A lightweight, Open Source Python library for transliterating and normalizing Unicode text to Latin ASCII using configurable mappings and Unicode normalization forms, written in Python.

These details have been verified by PyPI

Project links

GitHub Statistics

Maintainers

playfulsparkle

These details have not been verified by PyPI

Project description

pylatinize: Lightweight Python Unicode Transliteration Library

A lightweight and open-source Python package providing robust Unicode transliteration to Latin ASCII. This library allows conversion of Unicode characters and sequences to their Latin ASCII equivalents or approximations using configurable mappings and Unicode normalization forms.

Installation

PyPi

pip install pylatinize

Usage

The core functionality is provided by the PyLatinize class. You initialize it with one or more mapping dictionaries (including an optional custom_mapping) and then use the decompose method to convert text.

from pylatinize import PyLatinize, Normalization, default_mapping, emoji_mapping

# Define your mapping(s) - these map unicode sequences/characters to ASCII
# These would typically be defined in your mappings.py file
my_base_mappings = (
    default_mapping, # Use the imported default mapping
    emoji_mapping,   # Use the imported emoji mapping
)

# Define a custom mapping to use during initialization
my_custom_init_map = {
    "©": "(c)",
    "€": "Euro", # Override the default Euro mapping if needed
    "✨": "(sparkle)"
}


# Create an instance of PyLatinize with base mappings and a custom mapping
latinizer_with_custom = PyLatinize(my_base_mappings, custom_mapping=my_custom_init_map)

# Decompose a string using the combined mappings
unicode_text = "Ahoj, toto je česká věta s € symbolom a veselým smajlíkom 😊 a autorskými právami © a trochou ✨."
ascii_text = latinizer_with_custom.decompose(unicode_text)

print(f"Original: {unicode_text}")
print(f"Decomposed: {ascii_text}")
# Original: Ahoj, toto je česká věta s € symbolom a veselým smajlíkom 😊 a autorskými právami © a trochou ✨.
# Decomposed: Ahoj, toto je ceska veta s Euro symbolom a veselym smajlikom smiling face with smiling eyes a autorskymi pravami (c) a trochou (sparkle).


# Create an instance with only default and emoji mappings
latinizer_default = PyLatinize((default_mapping, emoji_mapping))

# Decompose a German sentence with different normalization forms
german_text = "Fünfzehn Gänse saßen auf der Wiese."
ascii_text = latinizer_default.decompose(german_text)

print(f"Original: {german_text}")
print(f"Decomposed: {ascii_text}")
# Original: Fünfzehn Gänse saßen auf der Wiese.
# Decomposed: Fuenfzehn Gaense sassen auf der Wiese.

vietnamese_text = "Xin chào thế giới! Đây là một câu tiếng Việt."
ascii_text_nomap = latinizer_default.decompose(vietnamese_text)

print(f"Original: {vietnamese_text}")
print(f"Decomposed (No Mapping): {ascii_text_nomap}")
# Original: Xin chào thế giới! Đây là một câu tiếng Việt.
# Decomposed (No Mapping): Xin chao the gioi!

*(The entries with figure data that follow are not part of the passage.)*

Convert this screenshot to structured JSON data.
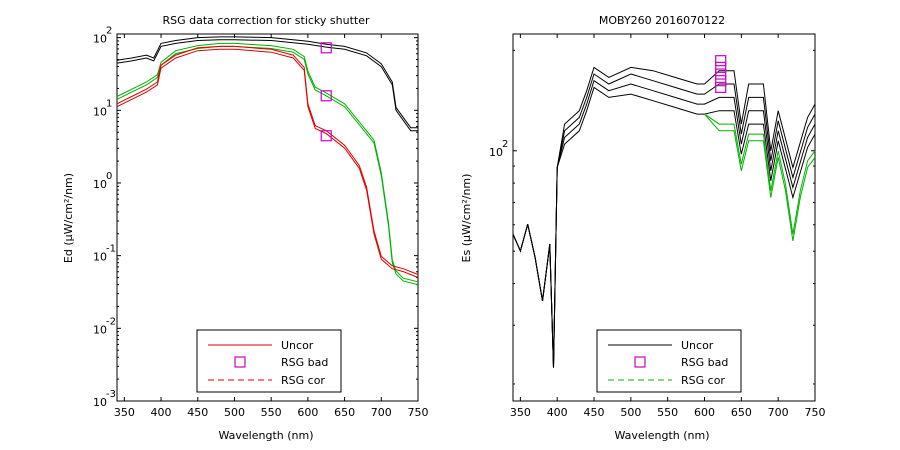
{
  "chart_data": [
    {
      "type": "line",
      "title": "RSG data correction for sticky shutter",
      "xlabel": "Wavelength (nm)",
      "ylabel": "Ed (µW/cm²/nm)",
      "xlim": [
        340,
        750
      ],
      "ylim_log10": [
        -3,
        2.05
      ],
      "yscale": "log",
      "xticks": [
        350,
        400,
        450,
        500,
        550,
        600,
        650,
        700,
        750
      ],
      "yticks": [
        {
          "value": 2,
          "base": "10",
          "exp": "2"
        },
        {
          "value": 1,
          "base": "10",
          "exp": "1"
        },
        {
          "value": 0,
          "base": "10",
          "exp": "0"
        },
        {
          "value": -1,
          "base": "10",
          "exp": "-1"
        },
        {
          "value": -2,
          "base": "10",
          "exp": "-2"
        },
        {
          "value": -3,
          "base": "10",
          "exp": "-3"
        }
      ],
      "legend": {
        "position": "bottom-center",
        "entries": [
          {
            "label": "Uncor",
            "style": "line",
            "color": "#e00000"
          },
          {
            "label": "RSG bad",
            "style": "square",
            "color": "#cc00cc"
          },
          {
            "label": "RSG cor",
            "style": "dashed",
            "color": "#e00000"
          }
        ]
      },
      "series": [
        {
          "color": "#000000",
          "x": [
            340,
            360,
            380,
            390,
            395,
            400,
            420,
            450,
            480,
            500,
            550,
            580,
            600,
            625,
            650,
            680,
            700,
            715,
            720,
            740,
            750
          ],
          "y_log10": [
            1.65,
            1.68,
            1.72,
            1.68,
            1.78,
            1.88,
            1.92,
            1.96,
            1.97,
            1.97,
            1.96,
            1.93,
            1.91,
            1.87,
            1.84,
            1.75,
            1.6,
            1.35,
            1.0,
            0.72,
            0.72
          ]
        },
        {
          "color": "#000000",
          "x": [
            340,
            360,
            380,
            390,
            395,
            400,
            420,
            450,
            480,
            500,
            550,
            580,
            600,
            625,
            650,
            680,
            700,
            715,
            720,
            740,
            750
          ],
          "y_log10": [
            1.69,
            1.72,
            1.76,
            1.72,
            1.82,
            1.92,
            1.96,
            2.0,
            2.01,
            2.01,
            2.0,
            1.97,
            1.95,
            1.91,
            1.88,
            1.79,
            1.64,
            1.39,
            1.04,
            0.76,
            0.76
          ]
        },
        {
          "color": "#00b000",
          "x": [
            340,
            360,
            380,
            395,
            400,
            420,
            450,
            480,
            500,
            550,
            580,
            595,
            600,
            610,
            625,
            650,
            670,
            690,
            700,
            710,
            715,
            720,
            730,
            750
          ],
          "y_log10": [
            1.15,
            1.25,
            1.35,
            1.45,
            1.62,
            1.78,
            1.85,
            1.88,
            1.88,
            1.85,
            1.8,
            1.7,
            1.5,
            1.28,
            1.2,
            1.05,
            0.8,
            0.55,
            0.1,
            -0.6,
            -1.1,
            -1.25,
            -1.35,
            -1.4
          ]
        },
        {
          "color": "#00b000",
          "x": [
            340,
            360,
            380,
            395,
            400,
            420,
            450,
            480,
            500,
            550,
            580,
            595,
            600,
            610,
            625,
            650,
            670,
            690,
            700,
            710,
            715,
            720,
            730,
            750
          ],
          "y_log10": [
            1.19,
            1.29,
            1.39,
            1.49,
            1.66,
            1.82,
            1.89,
            1.92,
            1.92,
            1.89,
            1.84,
            1.74,
            1.54,
            1.32,
            1.24,
            1.09,
            0.84,
            0.59,
            0.14,
            -0.56,
            -1.06,
            -1.21,
            -1.31,
            -1.36
          ]
        },
        {
          "color": "#e00000",
          "x": [
            340,
            360,
            380,
            395,
            400,
            420,
            450,
            480,
            500,
            550,
            580,
            595,
            600,
            610,
            625,
            650,
            670,
            680,
            690,
            700,
            715,
            730,
            750
          ],
          "y_log10": [
            1.05,
            1.15,
            1.25,
            1.35,
            1.58,
            1.72,
            1.82,
            1.84,
            1.84,
            1.8,
            1.72,
            1.55,
            1.05,
            0.75,
            0.68,
            0.48,
            0.2,
            -0.1,
            -0.7,
            -1.05,
            -1.18,
            -1.22,
            -1.3
          ]
        },
        {
          "color": "#e00000",
          "x": [
            340,
            360,
            380,
            395,
            400,
            420,
            450,
            480,
            500,
            550,
            580,
            595,
            600,
            610,
            625,
            650,
            670,
            680,
            690,
            700,
            715,
            730,
            750
          ],
          "y_log10": [
            1.09,
            1.19,
            1.29,
            1.39,
            1.62,
            1.76,
            1.86,
            1.88,
            1.88,
            1.84,
            1.76,
            1.59,
            1.09,
            0.79,
            0.72,
            0.52,
            0.24,
            -0.06,
            -0.66,
            -1.01,
            -1.14,
            -1.18,
            -1.26
          ]
        }
      ],
      "markers": {
        "color": "#cc00cc",
        "x": [
          625,
          625,
          625
        ],
        "y_log10": [
          1.86,
          1.2,
          0.65
        ]
      }
    },
    {
      "type": "line",
      "title": "MOBY260  2016070122",
      "xlabel": "Wavelength (nm)",
      "ylabel": "Es (µW/cm²/nm)",
      "xlim": [
        340,
        750
      ],
      "ylim_log10": [
        1.25,
        2.35
      ],
      "yscale": "log",
      "xticks": [
        350,
        400,
        450,
        500,
        550,
        600,
        650,
        700,
        750
      ],
      "yticks": [
        {
          "value": 2,
          "base": "10",
          "exp": "2"
        }
      ],
      "legend": {
        "position": "bottom-center",
        "entries": [
          {
            "label": "Uncor",
            "style": "line",
            "color": "#000000"
          },
          {
            "label": "RSG bad",
            "style": "square",
            "color": "#cc00cc"
          },
          {
            "label": "RSG cor",
            "style": "dashed",
            "color": "#00b000"
          }
        ]
      },
      "series": [
        {
          "color": "#000000",
          "x": [
            340,
            350,
            360,
            370,
            380,
            390,
            395,
            400,
            410,
            430,
            440,
            450,
            470,
            500,
            530,
            560,
            590,
            600,
            620,
            640,
            650,
            660,
            680,
            690,
            700,
            720,
            740,
            750
          ],
          "y_log10": [
            1.75,
            1.7,
            1.78,
            1.68,
            1.55,
            1.72,
            1.35,
            1.95,
            2.08,
            2.12,
            2.18,
            2.25,
            2.22,
            2.25,
            2.24,
            2.22,
            2.2,
            2.2,
            2.24,
            2.24,
            2.08,
            2.2,
            2.2,
            2.0,
            2.12,
            1.95,
            2.1,
            2.14
          ]
        },
        {
          "color": "#000000",
          "x": [
            340,
            350,
            360,
            370,
            380,
            390,
            395,
            400,
            410,
            430,
            440,
            450,
            470,
            500,
            530,
            560,
            590,
            600,
            620,
            640,
            650,
            660,
            680,
            690,
            700,
            720,
            740,
            750
          ],
          "y_log10": [
            1.75,
            1.7,
            1.78,
            1.68,
            1.55,
            1.72,
            1.35,
            1.95,
            2.06,
            2.1,
            2.16,
            2.23,
            2.2,
            2.23,
            2.21,
            2.19,
            2.17,
            2.17,
            2.2,
            2.2,
            2.05,
            2.16,
            2.16,
            1.97,
            2.09,
            1.92,
            2.07,
            2.11
          ]
        },
        {
          "color": "#000000",
          "x": [
            340,
            350,
            360,
            370,
            380,
            390,
            395,
            400,
            410,
            430,
            440,
            450,
            470,
            500,
            530,
            560,
            590,
            600,
            620,
            640,
            650,
            660,
            680,
            690,
            700,
            720,
            740,
            750
          ],
          "y_log10": [
            1.75,
            1.7,
            1.78,
            1.68,
            1.55,
            1.72,
            1.35,
            1.95,
            2.04,
            2.08,
            2.14,
            2.21,
            2.18,
            2.2,
            2.18,
            2.16,
            2.14,
            2.14,
            2.16,
            2.16,
            2.02,
            2.12,
            2.12,
            1.94,
            2.06,
            1.89,
            2.04,
            2.08
          ]
        },
        {
          "color": "#000000",
          "x": [
            340,
            350,
            360,
            370,
            380,
            390,
            395,
            400,
            410,
            430,
            440,
            450,
            470,
            500,
            530,
            560,
            590,
            600,
            620,
            640,
            650,
            660,
            680,
            690,
            700,
            720,
            740,
            750
          ],
          "y_log10": [
            1.75,
            1.7,
            1.78,
            1.68,
            1.55,
            1.72,
            1.35,
            1.95,
            2.02,
            2.06,
            2.12,
            2.19,
            2.16,
            2.17,
            2.15,
            2.13,
            2.11,
            2.11,
            2.12,
            2.12,
            1.99,
            2.08,
            2.08,
            1.91,
            2.03,
            1.86,
            2.01,
            2.05
          ]
        },
        {
          "color": "#00b000",
          "x": [
            600,
            620,
            640,
            650,
            660,
            680,
            690,
            700,
            710,
            720,
            730,
            740,
            750
          ],
          "y_log10": [
            2.11,
            2.08,
            2.08,
            1.96,
            2.05,
            2.05,
            1.88,
            2.0,
            1.9,
            1.75,
            1.88,
            1.97,
            2.0
          ]
        },
        {
          "color": "#00b000",
          "x": [
            600,
            620,
            640,
            650,
            660,
            680,
            690,
            700,
            710,
            720,
            730,
            740,
            750
          ],
          "y_log10": [
            2.11,
            2.06,
            2.06,
            1.94,
            2.03,
            2.03,
            1.86,
            1.98,
            1.88,
            1.73,
            1.86,
            1.95,
            1.98
          ]
        }
      ],
      "markers": {
        "color": "#cc00cc",
        "x": [
          622,
          622,
          622,
          622,
          622
        ],
        "y_log10": [
          2.27,
          2.25,
          2.23,
          2.21,
          2.19
        ]
      }
    }
  ]
}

Day la mot cau tieng Viet.

API

`class PyLatinize`

A class for transliterating and normalizing Unicode characters and sequences to ASCII using configurable mappings and a longest-match strategy.

__init__(self, mappings: tuple[Dict[str, str], ...], custom_mapping: Optional[Dict[str, str]] = None)

Initializes PyLatinize with mapping dictionaries. The dictionaries are merged, with dictionaries appearing later in the mappings tuple, and the custom_mapping, overriding earlier ones in case of key conflicts. The longest matching key in the final merged mapping is used during transliteration.

Parameters:

mappings (tuple[Dict[str, str], ...]): A tuple of dictionaries. Each dictionary contains Unicode character sequences (str) as keys and their desired ASCII equivalents (str) as values. Must contain at least one dictionary. custom_mapping (Optional[Dict[str, str]], optional): Optional custom mapping dictionary (character/sequence keys) to be merged with the provided mappings during initialization. Keys in custom_mapping will override keys in the mappings if they exist in both. Defaults to None.

Raises:

ValueError:
- If mappings is not a tuple.
- If mappings is empty.
- If any element within the mappings tuple is not a dictionary.
- If custom_mapping is provided but is not a dictionary.
TypeError:
- If any key within any dictionary in the mappings tuple is not a string.
- If any key within the custom_mapping dictionary (if provided) is not a string.

Decompose

decompose(self, text: str, normalization: Normalization = Normalization.DECOMPOSE) -> str

Transliterates the input text using the mappings configured during the PyLatinize instance's initialization. Applies the specified Unicode normalization form after transliteration. Uses a longest-match strategy for mapping lookups. Non-ASCII characters without a mapping are removed by default. Combining diacritical marks are removed after decomposition normalization (NFD or NFKD).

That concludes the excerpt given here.